Both Dexedrine and Adderall are usually taken once a day in their extended release forms. Immediate release forms may also be taken two to three times daily, depending on how a patient reacts to the medication. The starting dose for Dexedrine is often between 2.5 mg and 5 mg per day. The dose may need to be adjusted gradually, as your doctor monitors that the drug is working well. This ensures you are taking the lowest possible dose to cure your symptoms. Adult doses range from 5 mg to 60 mg per day. Children may be given doses ranging from 2.5 mg to 40 mg per day. There are several strengths of immediate release Dexedrine and an extended release form, so the dose can be individualized. The starting dose for Adderall is usually 5 mg and may be gradually adjusted by your doctor to ensure you are taking the lowest dose effective for your symptoms. The maximum daily dose is 40 mg to 60 mg per day. Children are often started at 2.5 mg a day, and are gradually increased to a maximum of 40 mg per day.

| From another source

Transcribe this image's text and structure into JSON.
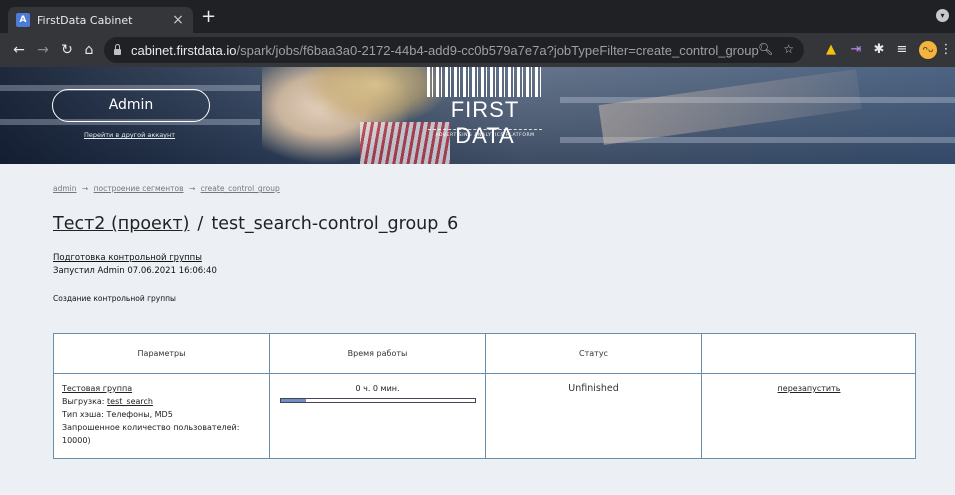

Both brand name Adderall and Dexedrine are available in generic form for a much lower cost. If you cannot afford the brand name drugs, consult your doctor and pharmacist and see if the generic versions are right for you.

Side Effects
As both drugs are stimulants of the same class, they have similar side effects. Both Dexedrine and Adderall may raise blood pressure. It is usually not to a dangerous degree, but if you have been diagnosed with a heart condition, best to consult your doctor before beginning either of these medications. Common side effects associated with the use of stimulant drugs such as these are loss of appetite, weight loss, reduced growth in children, changes in libido, insomnia, impotence, dry mouth, irregular heartbeats, diarrhea, constipation, and in some cases, urinary symptoms. In rare cases, Adderall may cause alopecia, a condition which results in hair loss on the scalp or other parts of the body.

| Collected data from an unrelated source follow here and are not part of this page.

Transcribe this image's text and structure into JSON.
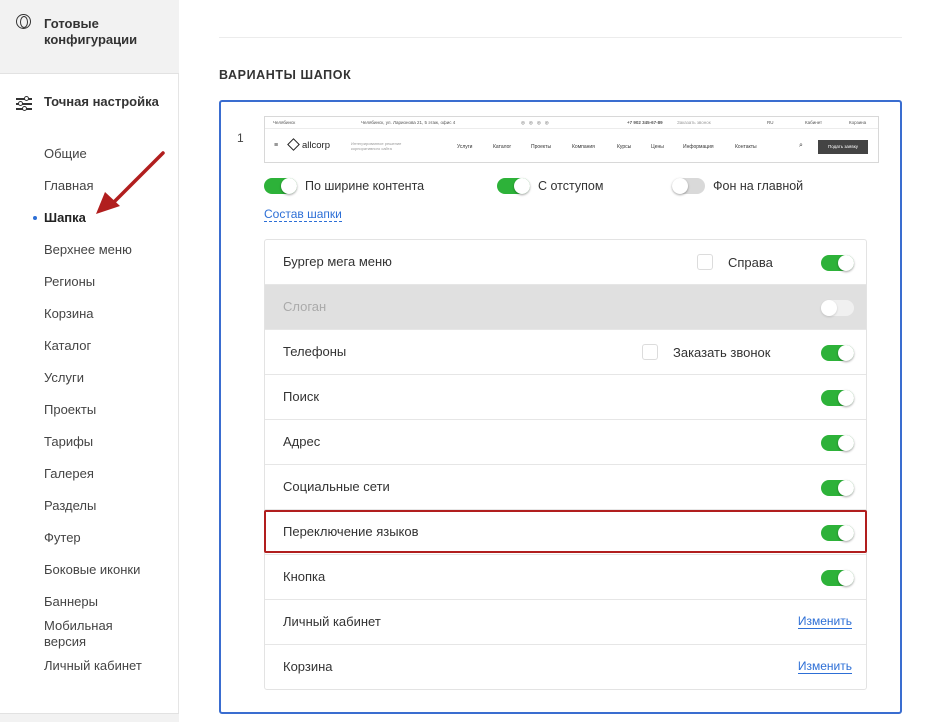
{
  "sidebar": {
    "ready_configs": "Готовые конфигурации",
    "fine_tuning": "Точная настройка",
    "items": [
      {
        "label": "Общие"
      },
      {
        "label": "Главная"
      },
      {
        "label": "Шапка",
        "active": true
      },
      {
        "label": "Верхнее меню"
      },
      {
        "label": "Регионы"
      },
      {
        "label": "Корзина"
      },
      {
        "label": "Каталог"
      },
      {
        "label": "Услуги"
      },
      {
        "label": "Проекты"
      },
      {
        "label": "Тарифы"
      },
      {
        "label": "Галерея"
      },
      {
        "label": "Разделы"
      },
      {
        "label": "Футер"
      },
      {
        "label": "Боковые иконки"
      },
      {
        "label": "Баннеры"
      },
      {
        "label": "Мобильная версия"
      },
      {
        "label": "Личный кабинет"
      }
    ]
  },
  "main": {
    "section_title": "ВАРИАНТЫ ШАПОК",
    "variant_number": "1",
    "preview": {
      "city": "Челябинск",
      "address": "Челябинск, ул. Ларионова 21, 5 этаж, офис 4",
      "phone": "+7 902 345-67-89",
      "callback": "Заказать звонок",
      "lang": "RU",
      "cabinet": "Кабинет",
      "cart": "Корзина",
      "logo": "allcorp",
      "slogan": "Интегрированное решение корпоративного сайта",
      "nav": [
        "Услуги",
        "Каталог",
        "Проекты",
        "Компания",
        "Курсы",
        "Цены",
        "Информация",
        "Контакты"
      ],
      "button": "Подать заявку"
    },
    "options": {
      "full_width": "По ширине контента",
      "with_margin": "С отступом",
      "bg_on_main": "Фон на главной"
    },
    "composition_link": "Состав шапки",
    "rows": [
      {
        "name": "Бургер мега меню",
        "checkbox_label": "Справа",
        "enabled": true
      },
      {
        "name": "Слоган",
        "enabled": false,
        "disabled": true
      },
      {
        "name": "Телефоны",
        "checkbox_label": "Заказать звонок",
        "enabled": true
      },
      {
        "name": "Поиск",
        "enabled": true
      },
      {
        "name": "Адрес",
        "enabled": true
      },
      {
        "name": "Социальные сети",
        "enabled": true
      },
      {
        "name": "Переключение языков",
        "enabled": true,
        "highlighted": true
      },
      {
        "name": "Кнопка",
        "enabled": true
      },
      {
        "name": "Личный кабинет",
        "action": "Изменить"
      },
      {
        "name": "Корзина",
        "action": "Изменить"
      }
    ]
  },
  "colors": {
    "accent": "#2d6fd6",
    "toggle_on": "#2db239",
    "highlight": "#b11e1e",
    "box_border": "#3a6dd0"
  }
}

Although rare, both drugs may cause serious conditions and interactions. If you have psychiatric illness or a seizure disorder, these drugs may make it worse. Tell your doctor about your medical use and history before taking a stimulant drug. If your fingers start to feel numb or cold, or if unusual wounds appear on your fingers or toes, consult a doctor immediately, as this may be a sign of a rare but serious condition. These amphetamine stimulants may cause motor tics or changes in speech that mimic those of Tourette syndrome. Lowering your dosage or changing medications may alleviate these problems.

Both medications are often abused, and long term use can lead to dependency. It is therefore important that you take the drugs only as prescribed under the supervision of a health care professional.

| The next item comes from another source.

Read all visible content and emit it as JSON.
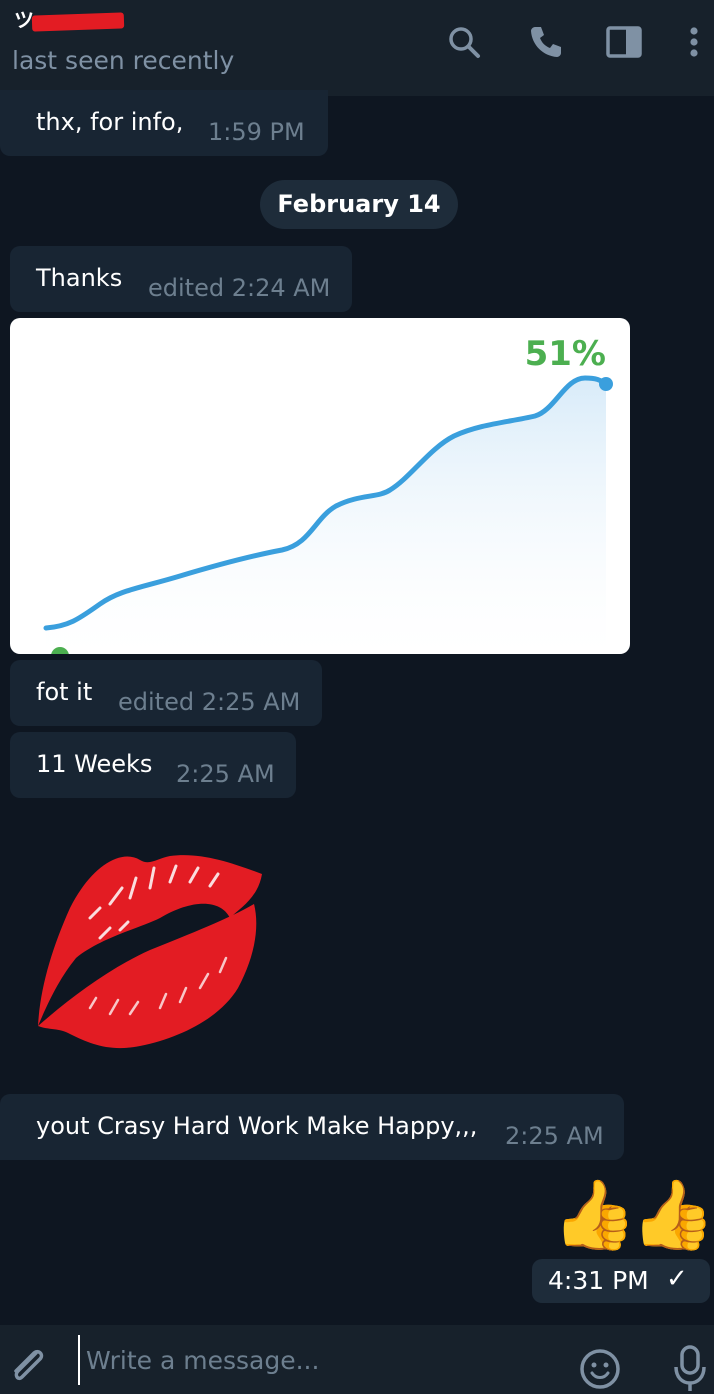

There are concerns that amphetamines, even used at prescribed levels, may pose risks to developing fetuses or infants. Women who are pregnant or breastfeeding are not recommended to take stimulant drugs such as these. Babies may be born having withdrawals, or begin to have behavioral problems when exposed to breast milk that has these medicines in it.

If you take a stimulant drug, your doctor may prescribe a "drug holiday", that is, a time in which you go off of the drug to check it's efficacy and side effects. An example of this would be a child being taken off their medications for the summer break. Everyone who takes stimulant drugs needs a periodic re-evaluation to see if the drug is still effective and needed.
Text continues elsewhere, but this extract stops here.